The dominant view within the administration is that the time for inspections has passed and that ultimately Hussein, who has barred inspectors since 1998, will have to be forcibly deposed. But White House officials have been persuaded that working through the United Nations, for the moment at least, is advisable and may ultimately facilitate military action.

Launching the international consultations he promised last week, Bush yesterday telephoned the leaders of China, Russia and France, who offered little but resistance. Bush's aides said he began the calls -- which lasted 30 minutes altogether, including the translations -- by saying that he wanted to talk to the leaders about world security. "We need to work together to make the world peaceful," he was quoted as saying. Bush told the leaders that he will send high-level officials to each of their capitals after his U.N. speech.

With the exception of British Prime Minister Tony Blair, major foreign leaders have said that they disapprove of a U.S. invasion of Iraq, stressing that the United Nations is the proper place to deal with Hussein. White House officials acknowledged that none of the leaders embraced Bush's intention to force a regime change.

A Kremlin official said Russian President Vladimir Putin expressed "serious doubts" about the validity of invading Iraq under international law. French President Jacques Chirac, who has been particularly outspoken in opposing a possible invasion, insisted that the United Nations must determine the response to Iraq, officials said. Chinese officials did not characterize the call.

Those three nations, along with Britain and the United States, make up the "Permanent 5" U.N. Security Council members with veto power.
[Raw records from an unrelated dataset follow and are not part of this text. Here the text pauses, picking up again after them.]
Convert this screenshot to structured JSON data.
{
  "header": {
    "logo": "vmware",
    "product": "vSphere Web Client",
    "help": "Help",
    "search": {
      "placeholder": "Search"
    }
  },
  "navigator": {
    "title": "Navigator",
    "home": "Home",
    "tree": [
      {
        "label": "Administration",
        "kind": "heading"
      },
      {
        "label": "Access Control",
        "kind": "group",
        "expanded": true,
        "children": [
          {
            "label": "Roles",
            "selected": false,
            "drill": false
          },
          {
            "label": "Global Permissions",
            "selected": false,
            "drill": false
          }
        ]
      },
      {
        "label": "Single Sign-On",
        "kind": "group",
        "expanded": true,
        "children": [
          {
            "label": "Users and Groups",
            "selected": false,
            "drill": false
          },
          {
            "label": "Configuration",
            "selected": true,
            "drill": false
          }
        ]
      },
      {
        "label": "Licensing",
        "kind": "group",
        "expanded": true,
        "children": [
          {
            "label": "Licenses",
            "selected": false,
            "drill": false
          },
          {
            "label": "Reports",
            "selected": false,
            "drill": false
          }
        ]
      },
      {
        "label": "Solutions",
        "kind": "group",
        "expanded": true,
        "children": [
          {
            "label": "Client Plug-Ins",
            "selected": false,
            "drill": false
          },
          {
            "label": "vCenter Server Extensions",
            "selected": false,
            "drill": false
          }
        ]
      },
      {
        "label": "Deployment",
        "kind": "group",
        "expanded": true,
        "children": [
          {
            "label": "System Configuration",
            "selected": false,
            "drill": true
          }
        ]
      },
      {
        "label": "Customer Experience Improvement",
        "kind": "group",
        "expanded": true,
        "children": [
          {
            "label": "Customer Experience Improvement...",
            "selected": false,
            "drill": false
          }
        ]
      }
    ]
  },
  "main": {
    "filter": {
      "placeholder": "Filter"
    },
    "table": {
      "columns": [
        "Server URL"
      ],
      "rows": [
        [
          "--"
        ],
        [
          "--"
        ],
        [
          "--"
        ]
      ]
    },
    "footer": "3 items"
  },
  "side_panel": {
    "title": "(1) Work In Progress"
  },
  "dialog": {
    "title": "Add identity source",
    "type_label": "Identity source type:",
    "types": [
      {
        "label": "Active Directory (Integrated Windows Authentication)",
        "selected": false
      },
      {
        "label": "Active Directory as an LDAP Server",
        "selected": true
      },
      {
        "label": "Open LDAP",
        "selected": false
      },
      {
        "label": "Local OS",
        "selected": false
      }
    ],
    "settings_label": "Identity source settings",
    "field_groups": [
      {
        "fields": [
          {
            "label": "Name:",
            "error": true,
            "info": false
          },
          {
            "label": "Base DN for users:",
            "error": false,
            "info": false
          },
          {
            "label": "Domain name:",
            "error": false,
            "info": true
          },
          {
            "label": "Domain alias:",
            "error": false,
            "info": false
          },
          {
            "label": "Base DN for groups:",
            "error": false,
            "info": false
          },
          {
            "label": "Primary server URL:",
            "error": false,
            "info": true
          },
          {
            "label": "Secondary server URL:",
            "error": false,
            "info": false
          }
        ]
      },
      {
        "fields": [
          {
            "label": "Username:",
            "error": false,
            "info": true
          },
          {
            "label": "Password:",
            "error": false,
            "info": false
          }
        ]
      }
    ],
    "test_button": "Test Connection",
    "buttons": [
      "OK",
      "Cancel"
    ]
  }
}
Bush will meet today with Blair at Camp David for what officials described as a "strategy session" on how to proceed at the United Nations.

The administration began privately briefing congressional leaders on the Iraqi threat this week, and will send its senior officials to testify at hearings in the expectation that Congress will pass a resolution of support before it recesses next month.

Last night, Rumsfeld's office withdrew a 2,300-word article he had written for the Outlook section of Sunday's Washington Post, making the case for preemptive military action to head off potential threats from weapons of mass destruction. The article, under discussion since mid-August, argued that deterrence, sanctions and diplomacy might be inadequate against threats from Iraq and other countries. It discussed weapons developments in the three countries Bush has called the "axis of evil" -- Iraq, Iran and North Korea -- plus Libya and Syria.

Defense officials had said the article would need to be cleared by the White House. The article was delivered Tuesday. Rumsfeld approved a final version shortly before leaving for Camp David at 4:30 p.m. yesterday. Around 6, a defense official said the White House decided the article could not run. But Victoria Clarke, the chief Pentagon spokeswoman, said that Rumsfeld himself had changed his mind because the timing "was not right."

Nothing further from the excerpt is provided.